Browse Exhibits (5 total)
In the late 1800s, Harrisburg was a rapidly growing city, and it faced some extreme challenges in the last decade of the century. The previous two decades, the 1870s and 1880s, had seen the thriving, health, and growth of the city, but in the 1890s, the city’s situation began to speedily go downhill. There were floods and leaky water pipes, and raw sewage seemed to be omnipresent. Roads needed to be paved, and the threat of disease was constantly lurking in the background. The capitol building burned, and Harrisburgers had to fight to keep Pennsylvania’s capital from moving to Philadelphia. However, though luck did not seem to be with Harrisburg at the close of the nineteenth century, its citizens were aware of their city’s municipal and political challenges, and they had a desire to see their city thrive again. The 1890s were the prelude to the City Beautiful Movement, and at the dawn of the twentieth century, the citizens of Harrisburg, following the lead of other cities across the country, decided it was their turn to beautify their town.
City Beautiful would not have begun, nor would it have had its initial success had it not been for the campaigns for improvement. The first campaign that will be discussed in this section is the Mayoral Race of 1902 Harrisburg. In this, Democrat Vance McCormick was elected and eventually became the most influential mayor of Harrisburg. The second campaign discussed is the campaign for improvements throughout Harrisburg. Starting with the Municipal League of Harrisburg, this section will discuss the proposed improvements for the city made by the Municipal League, including a filtration system for the water supply to eliminate the threat of typhoid, and cleaning up the streets of Harrisburg. Finally, Harmony and Opposition will explore the newspaper battle within Harrisburg at this time. Newspapers, the Municipal League of Harrisburg, and Mayor Vance McCormick all fought for the future of Harrisburg, and the belief that the city could be made beautiful.
Viewed in retrospect, the campaign for beauty and improvement appeared to be a result of the city’s social harmony, as though the entire people united in their support for the bond issue that funded the city’s improvements. As Wilson argued in his chapter on Harrisburg’s successful city beautiful movement (1989: 134-139), two-thirds of the population of the city voted in favor of the bonds. Yet, certain wards were more in favor of the improvements than others, which raises the question why some parts of Harrisburg’s population voted against improvements while others voted in favor. In this exhibit, we highlight the social diversity and homogenity of the population in 1900 by tabulating the data of the United States census, which we digitized from the original records presented in Ancestry. We show that support and opposition for the bonds varied considerably at the level of ward and precinct. We use two case studies—two wards strongly in favor of the bond issue, and two wards strongly against it—to explore how the population voted the way it did.

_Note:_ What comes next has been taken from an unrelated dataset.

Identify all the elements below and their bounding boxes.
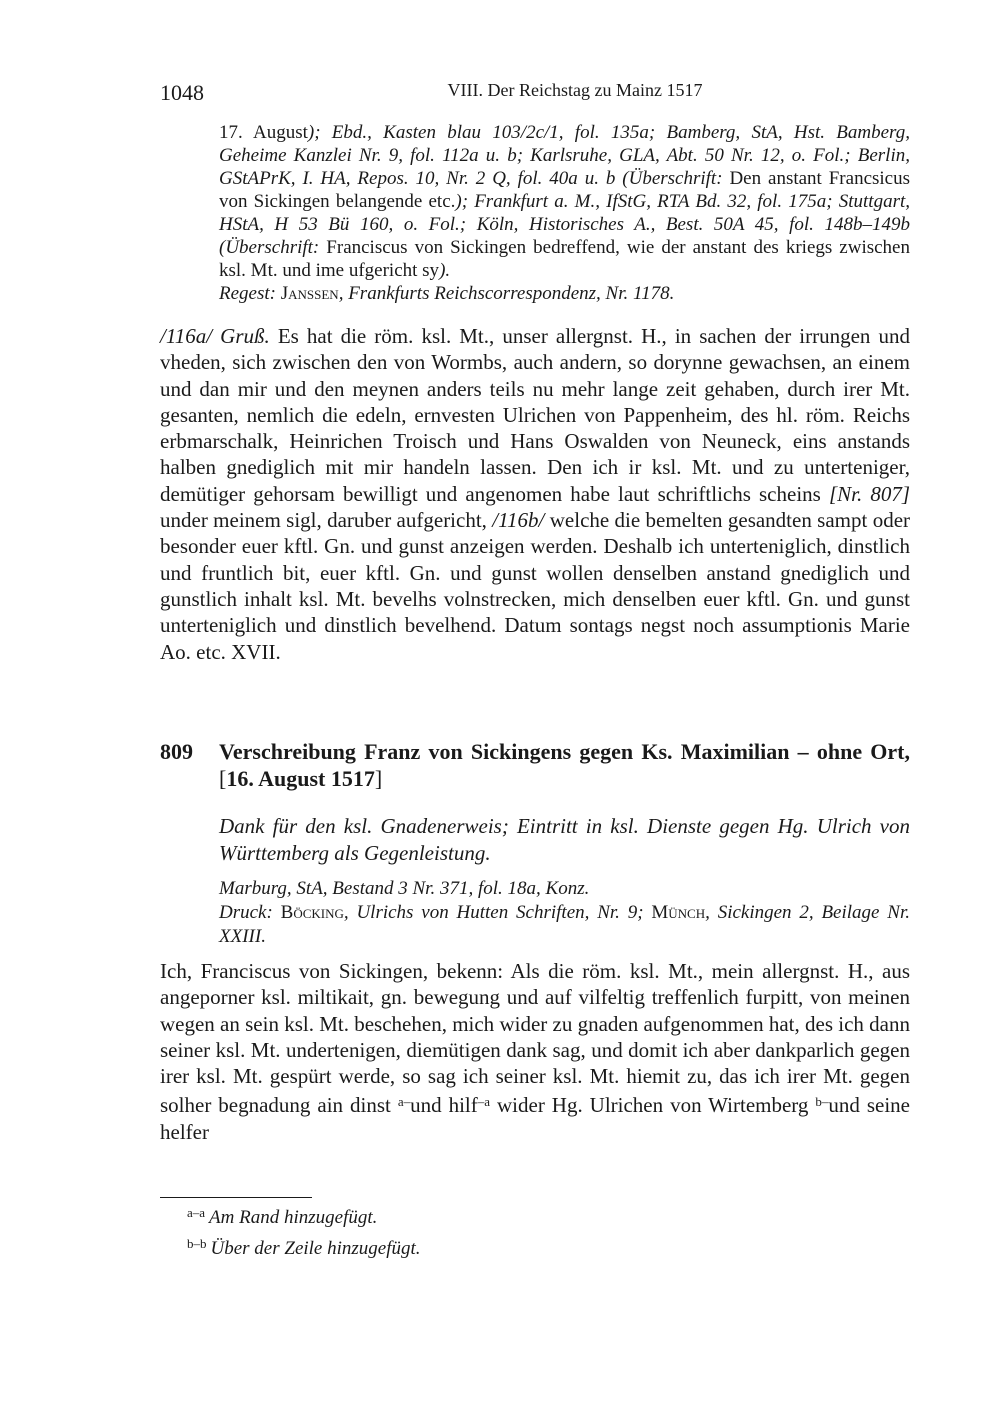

The demographic data shows complex patterns of social and ethnic diversity underlying the apparent homogeneity of Harrisburg’s population in 1900.
During the early twentieth century, the city of Harrisburg had poorly paved streets, buildings that lacked proper foundation, and a lack of parks. Additionally, the Susquehanna River had faulty sanitation supplies, and the river steps leading to the entrance of Harrisburg was demolished. As a result of these deficiencies, the city Beautiful Movement promoted the improvement and beautification of these areas. During the implantation of these improvements, Harrisburg's new landscape emerged with the help of J Horace McFarland, Mira Lloyd Dock, and Warren Manning. Capitol Park was expanded, concrete steps by a walkway defined the riverfront park, and sanitation levels improved. Additionally, streets were paved and installed with sidewalks, playgrounds were implemented, forests were grown, and historical buildings and landmarks were preserved.
The City Beautiful Movement needed help from people with a vision to pioneer the project. City elites such as Mira Lloyd Dock, J. Horace McFarland, and members of the city’s Civic Club were key players in the initiation and implementation of city reforms. Mira Lloyd Dock, a prominient city member, travelled to Europe in 1899. There, she was inspired to make improvements to her own city. In December of 1900, Dock gave a speech that would help bring City Beautiful into existence. Dock then founded the Civic Club, an organization dedicated to improving and beautifying Harrisburg. Dock’s friend and colleague, J. Horace McFarland, was secretary of the Municipal League and resided as President over the American Civic Association. His interest in plants and nature helped lead him to urban reform. The contributions of Mira Lloyd Dock, the Civic Club, and J. Horace McFarland were vital to the City Beautiful Movement.